Importantly, this utility requires you to provide the dict of module_objects to use for looking up the object config; this is not populated by default. If you need a deserialization utility that has preexisting knowledge of built-in Keras objects, use e.g. keras.layers.deserialize(config), keras.metrics.deserialize(config), etc.
Calling deserialize_keras_object while underneath the SharedObjectLoadingScope context manager will cause any already-seen shared objects to be returned as-is rather than creating a new object.
Arguments
identifier: the serialized form of the object.

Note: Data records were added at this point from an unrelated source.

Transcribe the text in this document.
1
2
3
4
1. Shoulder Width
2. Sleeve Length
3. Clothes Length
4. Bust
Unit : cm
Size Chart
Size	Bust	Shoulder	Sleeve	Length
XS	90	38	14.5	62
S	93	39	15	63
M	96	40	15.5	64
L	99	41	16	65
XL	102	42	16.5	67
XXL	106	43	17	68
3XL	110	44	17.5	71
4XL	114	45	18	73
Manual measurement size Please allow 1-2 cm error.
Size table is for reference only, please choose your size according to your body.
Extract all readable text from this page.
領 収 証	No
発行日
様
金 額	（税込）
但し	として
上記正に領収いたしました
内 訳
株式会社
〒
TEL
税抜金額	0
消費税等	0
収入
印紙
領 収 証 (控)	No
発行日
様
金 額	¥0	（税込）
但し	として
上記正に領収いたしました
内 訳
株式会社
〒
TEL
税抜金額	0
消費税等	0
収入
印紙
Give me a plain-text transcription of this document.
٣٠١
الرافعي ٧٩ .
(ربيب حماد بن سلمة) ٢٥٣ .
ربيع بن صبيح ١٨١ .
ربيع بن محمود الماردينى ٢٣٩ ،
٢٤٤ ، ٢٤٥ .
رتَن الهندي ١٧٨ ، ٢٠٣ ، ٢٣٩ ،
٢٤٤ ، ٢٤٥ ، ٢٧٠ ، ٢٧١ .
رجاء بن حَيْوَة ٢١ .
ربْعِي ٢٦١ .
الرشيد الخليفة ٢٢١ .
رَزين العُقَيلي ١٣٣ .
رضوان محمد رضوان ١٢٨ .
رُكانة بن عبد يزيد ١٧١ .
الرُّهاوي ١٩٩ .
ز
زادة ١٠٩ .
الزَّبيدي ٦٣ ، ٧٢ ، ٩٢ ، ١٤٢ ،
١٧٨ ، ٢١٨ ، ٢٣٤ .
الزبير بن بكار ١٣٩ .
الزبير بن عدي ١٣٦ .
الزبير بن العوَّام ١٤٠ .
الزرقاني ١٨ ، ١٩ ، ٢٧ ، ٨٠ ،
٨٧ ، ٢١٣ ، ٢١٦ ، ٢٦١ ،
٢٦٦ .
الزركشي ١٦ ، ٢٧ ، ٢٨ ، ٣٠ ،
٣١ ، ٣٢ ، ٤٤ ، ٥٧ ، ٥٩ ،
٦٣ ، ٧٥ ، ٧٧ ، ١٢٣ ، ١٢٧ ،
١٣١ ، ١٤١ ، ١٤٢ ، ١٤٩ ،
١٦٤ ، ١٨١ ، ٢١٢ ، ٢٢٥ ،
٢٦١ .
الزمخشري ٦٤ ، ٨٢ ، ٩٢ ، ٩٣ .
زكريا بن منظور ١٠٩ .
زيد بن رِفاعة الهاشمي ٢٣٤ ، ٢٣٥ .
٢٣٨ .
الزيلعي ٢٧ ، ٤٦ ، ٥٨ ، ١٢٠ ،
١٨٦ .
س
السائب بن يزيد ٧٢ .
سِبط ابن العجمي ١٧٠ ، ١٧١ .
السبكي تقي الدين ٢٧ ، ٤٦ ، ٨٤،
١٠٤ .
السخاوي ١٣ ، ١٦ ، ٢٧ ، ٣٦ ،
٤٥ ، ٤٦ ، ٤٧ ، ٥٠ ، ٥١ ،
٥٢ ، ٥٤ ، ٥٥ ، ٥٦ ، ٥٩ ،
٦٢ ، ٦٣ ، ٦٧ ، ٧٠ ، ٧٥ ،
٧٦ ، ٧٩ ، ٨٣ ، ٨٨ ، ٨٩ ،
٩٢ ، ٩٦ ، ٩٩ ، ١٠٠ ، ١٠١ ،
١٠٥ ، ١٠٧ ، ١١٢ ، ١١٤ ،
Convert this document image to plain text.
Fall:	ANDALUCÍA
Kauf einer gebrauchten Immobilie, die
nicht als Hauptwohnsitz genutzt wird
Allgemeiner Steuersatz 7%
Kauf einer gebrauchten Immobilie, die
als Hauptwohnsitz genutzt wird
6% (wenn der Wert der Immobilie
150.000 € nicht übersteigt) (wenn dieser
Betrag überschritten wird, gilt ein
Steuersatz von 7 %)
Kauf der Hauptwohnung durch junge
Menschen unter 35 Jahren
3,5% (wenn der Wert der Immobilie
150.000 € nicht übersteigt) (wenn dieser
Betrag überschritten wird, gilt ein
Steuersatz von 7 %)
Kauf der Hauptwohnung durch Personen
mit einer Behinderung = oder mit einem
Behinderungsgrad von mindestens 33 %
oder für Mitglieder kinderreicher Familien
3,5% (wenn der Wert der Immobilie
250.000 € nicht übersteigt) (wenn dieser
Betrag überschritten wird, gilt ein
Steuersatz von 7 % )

module_objects: A dictionary of built-in objects to look the name up in. Generally, module_objects is provided by midlevel library implementers.
custom_objects: A dictionary of custom objects to look the name up in. Generally, custom_objects is provided by the end user.
printable_module_name: A human-readable string representing the type of the object. Printed in case of exception.
Returns
The deserialized object.
Example
A mid-level library implementer might want to implement a utility for retrieving an object from its config, as such:
def deserialize(config, custom_objects=None):
return deserialize_keras_object(
identifier,
module_objects=globals(),
custom_objects=custom_objects,
name="MyObjectType",
)
This is how e.g. keras.layers.deserialize() is implemented.Python & NumPy utilities
to_categorical function
tf.keras.utils.to_categorical(y, num_classes=None, dtype="float32")
Converts a class vector (integers) to binary class matrix.